Agência Panafricana de Notícias

União Africana e ONU preocupam-se com situação na Venezuela

Addis Abeba, Etiópia (PANA) – A União Africana (UA) e o Secretário-Geral (SG) da Organização das Nações Unidas (ONU) exprimiram a sua viva preocupação face à situação no Venezuela, depois da captura do seu Presidente, Nicolás Maduro, sábado último pelos Estados Unidos, soube a PANA de fonte oficial.

Num comunicado publicado sábado último, a UA declarou acompanhar com “viva preocupação” os recentes eventos na Venezuela, nomeadamente o rapto do Presidente da República, Maduro, e os ataques militares contra as instituições venezuelanas.
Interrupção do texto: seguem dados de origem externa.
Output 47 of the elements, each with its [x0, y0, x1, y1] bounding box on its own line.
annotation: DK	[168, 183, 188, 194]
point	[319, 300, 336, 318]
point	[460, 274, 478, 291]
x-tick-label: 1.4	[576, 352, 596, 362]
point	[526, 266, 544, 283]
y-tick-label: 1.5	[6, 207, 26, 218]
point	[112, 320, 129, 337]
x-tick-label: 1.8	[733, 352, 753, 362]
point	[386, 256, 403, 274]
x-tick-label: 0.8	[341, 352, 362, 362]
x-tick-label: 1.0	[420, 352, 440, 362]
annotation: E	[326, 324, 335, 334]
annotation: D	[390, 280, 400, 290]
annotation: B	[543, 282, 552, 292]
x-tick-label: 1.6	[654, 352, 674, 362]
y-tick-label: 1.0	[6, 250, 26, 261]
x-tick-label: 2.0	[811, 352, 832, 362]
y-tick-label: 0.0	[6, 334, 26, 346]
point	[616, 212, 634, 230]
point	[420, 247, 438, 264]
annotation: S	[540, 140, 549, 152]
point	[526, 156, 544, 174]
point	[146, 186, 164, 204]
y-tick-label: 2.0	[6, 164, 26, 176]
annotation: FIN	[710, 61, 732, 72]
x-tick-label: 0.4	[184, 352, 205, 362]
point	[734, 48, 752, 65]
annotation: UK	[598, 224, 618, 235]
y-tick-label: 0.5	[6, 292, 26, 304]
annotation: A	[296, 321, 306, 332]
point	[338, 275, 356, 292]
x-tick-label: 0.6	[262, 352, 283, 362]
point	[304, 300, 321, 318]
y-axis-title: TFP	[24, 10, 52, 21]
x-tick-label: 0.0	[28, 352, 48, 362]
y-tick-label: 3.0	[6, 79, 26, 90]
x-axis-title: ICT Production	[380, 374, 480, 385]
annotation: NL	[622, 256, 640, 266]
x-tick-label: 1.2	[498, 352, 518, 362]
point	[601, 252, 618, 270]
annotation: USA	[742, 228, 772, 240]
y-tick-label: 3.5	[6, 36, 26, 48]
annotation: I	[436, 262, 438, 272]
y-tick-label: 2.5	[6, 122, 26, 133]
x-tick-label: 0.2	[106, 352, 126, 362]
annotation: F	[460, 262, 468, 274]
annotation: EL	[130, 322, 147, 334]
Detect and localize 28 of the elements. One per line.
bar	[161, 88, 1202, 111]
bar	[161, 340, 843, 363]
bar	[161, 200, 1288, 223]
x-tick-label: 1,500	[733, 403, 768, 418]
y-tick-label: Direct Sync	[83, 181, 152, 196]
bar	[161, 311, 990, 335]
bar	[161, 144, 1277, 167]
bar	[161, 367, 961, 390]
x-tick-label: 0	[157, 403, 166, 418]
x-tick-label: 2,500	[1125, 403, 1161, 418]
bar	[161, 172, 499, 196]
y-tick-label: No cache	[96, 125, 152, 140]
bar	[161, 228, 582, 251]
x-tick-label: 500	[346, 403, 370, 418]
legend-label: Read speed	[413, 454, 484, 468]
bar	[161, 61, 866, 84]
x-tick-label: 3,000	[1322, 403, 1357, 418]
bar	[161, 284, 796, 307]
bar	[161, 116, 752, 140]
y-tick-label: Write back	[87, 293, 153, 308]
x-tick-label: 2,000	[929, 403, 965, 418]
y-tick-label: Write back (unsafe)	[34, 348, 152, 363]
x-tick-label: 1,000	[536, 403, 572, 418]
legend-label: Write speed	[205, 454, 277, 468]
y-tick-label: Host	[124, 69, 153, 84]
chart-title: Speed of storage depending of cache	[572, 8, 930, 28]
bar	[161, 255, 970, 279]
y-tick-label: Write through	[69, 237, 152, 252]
A UA reafirmou a sua “dedicação indefetível” aos princípios fundamentais do direito internacional, nomeadamente o respeito pela soberania dos Estados, pela sua integridade territorial e pelo direito dos povos à autodeterminação, tal como consagrados pela Carta das Naçõs Unidas.

Sublinhou a importância do diálogo, da resolução pacífica dos diferendos e do respeito pelos quadros constitucionais e institucionais, num espírito de boa vizinhança, de cooperação e coexistência pacífica entre as nações.

“A União Africana sublinhou que os desafios internos complexos com os quais a Venezuela está confrontada só podem ser ultrapassados, de maneira duradoura, pelo diálogo político inclusivo entre os próprios venezuelanos", lê-se no mesmo documento.

A organização continental exprimiu a sua solidaridade com o povo venezuelano e reiterou o seu compromisso a favor da promoção da paz, da estabilidade e do respeito mútuo entre as nações e as regiões.

Apelou a todas as partes em causa para darem prova de moderação, de responsabilidade e de respeito pelo direito internacional a fim de prevenir qualquer escalada e preservarem a paz e a estabilidade regionais.

Por sua vez, o SG da ONU, António Guterres, declarou-se "profundamente alarmado ” pela confrontação entre os Estados Unidos e a Venezuela nos últimos meses, que culminou com a captura, sábado último, do Presidente  Maduro pelas forças especiais americanas.

De facto, o Presidente americano, Donald Trump, deu este anúncio nas redes sociais, ao passo que o procurador-geral dos Estados Unidos deu a conhecer que Maduro e a sua esposa serão traduzidos perante a justiça americana, no território americano e perante os tribunais americanos, em virtude de uma acusação de "narcoterrorismo datada de 2020, durante a primeira administração de Trump, em Nova Iorque.

A operação americana iniciou-se por ataques noturnos em Caracas, a capital venezuelana, e nos arredores.

O Governo do mesmo país decretou o Estado de emergência nacional, cujo balanço das vítimas e a avaliação dos danos estão por confirmar.

O Governo denunciou este “ato de agressão militar extremamente grave pelos Estados Unidos” que se seguiu a meses de tensões crescentes, nomeadamente um importanter desdobramento militar ao largo das costas venezuelanas e  uma série de ataques mortíferos contra navios suspeitos de fazer o tráfico de droga.

Estas semanas, os Estados Unidos ordenaram a apreensão dos navios petroleiros sancionados, ameaçando lançar operações terrestres para obrigar Maduro a deixar o poder.

Durante uma conferência de imprensa sábado último, à noite, na sua residência de Mar-a-Lago, na Flórida, Trump declarou que os Estados Unidos pretendem “gerir” a Venezuela até a uma transição do poder segura, apropriada e judiciosa.”

Como a Venezuela possui as mais importantes reservas de petróleo no mundo, acrescentou Trump, as companhias petrolíferas americanas modernizarão e renovarão as infraestruturas parar gerar ganhos para o país.

Por sua vez, o Alto Comissário das Nações Unidas para os Direitos Humanos, Volker Türk, apelou à moderação e ao pleno respeito pelo direito internacional.

“A proteção do povo venezuelano é primordial e deve nortear qualquer ação futura”, acrescentou-

A pedido oficial da Venezuela, uma reunião do Conselho de Segurança da ONU devia ocorrer com urgência, esta segunda-feira, em Nova Iorque (Estados Unidos) para abordar esta matéria.